An ear of the cat is notched, so that it can be identified as having been neutered in a TNR program, Twist said.
Supporters argue this process saves time and money, while still reducing the nuisance of feral cats, which Twist said are known to screech and roam around night, while emanating foul odors wherever they go.
“This is costing the taxpayers of New Brunswick money,” said Theresa Cetera, one such volunteer and a New Brunswick resident of 40 years. “It doesn’t need to cost them money because these cats are living, they’re being cared for, they’re fixed and vaccinated.”
The cats generally don’t allow members into the colony, Twist said, which means they shrink as its members die out. Twist estimated that thousands of cats could be inhabiting the city, most of them in industrial and wooded areas.
According to state data, 2,776 cats from Middlesex County were impounded in 2016, while 49 were redeemed, 1,350 were adopted and 527 were euthanized.
By comparison, only 64 dogs in the county were euthanized that year, according to state data. Another 1,120 dogs were impounded, 499 were redeemed and 435 were adopted, according to state data.
Data was not immediately available on how many of those cats and dogs were from New Brunswick.

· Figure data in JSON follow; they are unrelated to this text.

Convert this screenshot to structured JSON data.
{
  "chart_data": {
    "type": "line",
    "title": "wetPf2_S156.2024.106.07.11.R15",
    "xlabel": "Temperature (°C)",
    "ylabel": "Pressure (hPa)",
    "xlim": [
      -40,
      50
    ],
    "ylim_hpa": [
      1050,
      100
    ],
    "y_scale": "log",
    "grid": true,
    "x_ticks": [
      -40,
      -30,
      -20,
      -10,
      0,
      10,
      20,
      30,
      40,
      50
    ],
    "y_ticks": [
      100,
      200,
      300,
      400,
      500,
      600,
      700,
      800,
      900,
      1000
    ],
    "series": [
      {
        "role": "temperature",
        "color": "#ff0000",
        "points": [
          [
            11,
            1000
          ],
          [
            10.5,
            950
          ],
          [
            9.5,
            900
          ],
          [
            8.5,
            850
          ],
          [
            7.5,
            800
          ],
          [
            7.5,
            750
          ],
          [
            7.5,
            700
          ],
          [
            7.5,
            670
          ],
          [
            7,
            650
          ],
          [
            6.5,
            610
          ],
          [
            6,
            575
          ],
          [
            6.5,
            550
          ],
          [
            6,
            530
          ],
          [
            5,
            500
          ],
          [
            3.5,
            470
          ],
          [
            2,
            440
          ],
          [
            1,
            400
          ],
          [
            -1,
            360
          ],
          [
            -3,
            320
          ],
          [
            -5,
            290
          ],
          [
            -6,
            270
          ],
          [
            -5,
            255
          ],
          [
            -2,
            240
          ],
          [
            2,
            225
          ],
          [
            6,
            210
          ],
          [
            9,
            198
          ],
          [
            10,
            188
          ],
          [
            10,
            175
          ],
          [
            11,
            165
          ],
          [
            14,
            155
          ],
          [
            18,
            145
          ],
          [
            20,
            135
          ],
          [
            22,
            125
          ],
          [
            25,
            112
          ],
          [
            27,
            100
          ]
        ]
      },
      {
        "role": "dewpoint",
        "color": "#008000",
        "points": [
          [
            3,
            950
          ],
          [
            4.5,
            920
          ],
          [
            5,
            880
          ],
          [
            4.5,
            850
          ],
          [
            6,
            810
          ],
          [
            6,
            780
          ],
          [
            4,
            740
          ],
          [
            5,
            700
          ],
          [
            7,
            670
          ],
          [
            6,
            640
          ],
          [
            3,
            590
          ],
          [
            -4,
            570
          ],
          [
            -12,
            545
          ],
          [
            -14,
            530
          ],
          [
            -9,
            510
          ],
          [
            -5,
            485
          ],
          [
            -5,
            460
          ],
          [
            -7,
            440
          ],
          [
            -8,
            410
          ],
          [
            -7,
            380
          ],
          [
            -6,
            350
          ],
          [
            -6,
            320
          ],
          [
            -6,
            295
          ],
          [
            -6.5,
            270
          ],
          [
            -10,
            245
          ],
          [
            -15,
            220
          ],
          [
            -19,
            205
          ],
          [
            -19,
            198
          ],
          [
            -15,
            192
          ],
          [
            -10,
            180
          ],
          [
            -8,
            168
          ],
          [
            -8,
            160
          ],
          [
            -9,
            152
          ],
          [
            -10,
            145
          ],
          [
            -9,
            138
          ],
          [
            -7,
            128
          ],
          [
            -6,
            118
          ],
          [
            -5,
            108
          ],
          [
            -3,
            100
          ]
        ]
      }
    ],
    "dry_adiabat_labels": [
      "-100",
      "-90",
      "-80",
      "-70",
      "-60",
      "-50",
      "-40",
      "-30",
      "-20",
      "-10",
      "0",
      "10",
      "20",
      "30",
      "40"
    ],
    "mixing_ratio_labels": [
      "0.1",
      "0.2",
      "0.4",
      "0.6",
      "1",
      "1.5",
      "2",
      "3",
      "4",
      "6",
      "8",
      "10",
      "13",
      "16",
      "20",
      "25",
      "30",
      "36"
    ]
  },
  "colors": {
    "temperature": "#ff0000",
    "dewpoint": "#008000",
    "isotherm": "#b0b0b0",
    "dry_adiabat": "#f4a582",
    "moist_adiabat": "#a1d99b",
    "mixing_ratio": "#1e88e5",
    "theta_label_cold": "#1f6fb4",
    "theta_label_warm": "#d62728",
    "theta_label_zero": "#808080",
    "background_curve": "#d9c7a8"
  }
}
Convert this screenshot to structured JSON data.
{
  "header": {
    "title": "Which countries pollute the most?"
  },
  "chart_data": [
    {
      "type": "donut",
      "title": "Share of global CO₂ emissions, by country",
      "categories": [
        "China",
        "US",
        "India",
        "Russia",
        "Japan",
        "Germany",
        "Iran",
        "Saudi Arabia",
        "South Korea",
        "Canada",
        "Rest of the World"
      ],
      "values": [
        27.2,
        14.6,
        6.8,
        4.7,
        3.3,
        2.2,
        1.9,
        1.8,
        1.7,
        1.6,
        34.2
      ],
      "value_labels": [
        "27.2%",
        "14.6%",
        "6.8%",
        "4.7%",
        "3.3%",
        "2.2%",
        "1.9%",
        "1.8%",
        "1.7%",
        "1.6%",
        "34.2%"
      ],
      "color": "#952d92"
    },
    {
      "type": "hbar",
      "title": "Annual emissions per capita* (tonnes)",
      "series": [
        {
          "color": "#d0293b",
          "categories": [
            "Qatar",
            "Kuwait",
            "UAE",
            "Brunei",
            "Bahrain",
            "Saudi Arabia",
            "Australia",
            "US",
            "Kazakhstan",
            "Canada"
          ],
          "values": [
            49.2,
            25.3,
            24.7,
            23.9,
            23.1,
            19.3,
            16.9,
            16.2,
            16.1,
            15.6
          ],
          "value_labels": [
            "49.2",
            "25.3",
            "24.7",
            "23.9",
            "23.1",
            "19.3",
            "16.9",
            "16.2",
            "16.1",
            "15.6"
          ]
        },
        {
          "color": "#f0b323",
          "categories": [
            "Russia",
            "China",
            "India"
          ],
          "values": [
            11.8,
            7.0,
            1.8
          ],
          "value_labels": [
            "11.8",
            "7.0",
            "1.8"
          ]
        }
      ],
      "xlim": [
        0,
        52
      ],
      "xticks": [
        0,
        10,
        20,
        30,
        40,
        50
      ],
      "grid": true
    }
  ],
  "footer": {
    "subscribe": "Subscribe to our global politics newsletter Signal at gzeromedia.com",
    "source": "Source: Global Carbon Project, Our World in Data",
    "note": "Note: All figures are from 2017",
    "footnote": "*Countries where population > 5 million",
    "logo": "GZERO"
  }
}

Under state law, the animal has to stay at the shelter for seven days. During that time, the shelter has to feed the animal and attend to it medical needs. If the owner doesn’t come to reclaim the animal and no one adopts it, the animal is euthanized.
The city currently contracts to Bluming Kennel, based in East Brunswick, which performs those services.
Euthanization would still be an option with TNR, Twist said, but only when the cats are sick or severely injured.
Other towns have also enacted a TNR approach to the feral population, including Old Bridge, Bayonne, South and West Orange, Irvington, Wayne, North Arlington and Lyndhurst.
Currently, the city is looking over TNR ordinances from other municipalities, and reaching out to said towns to get an idea of how the approach has panned out.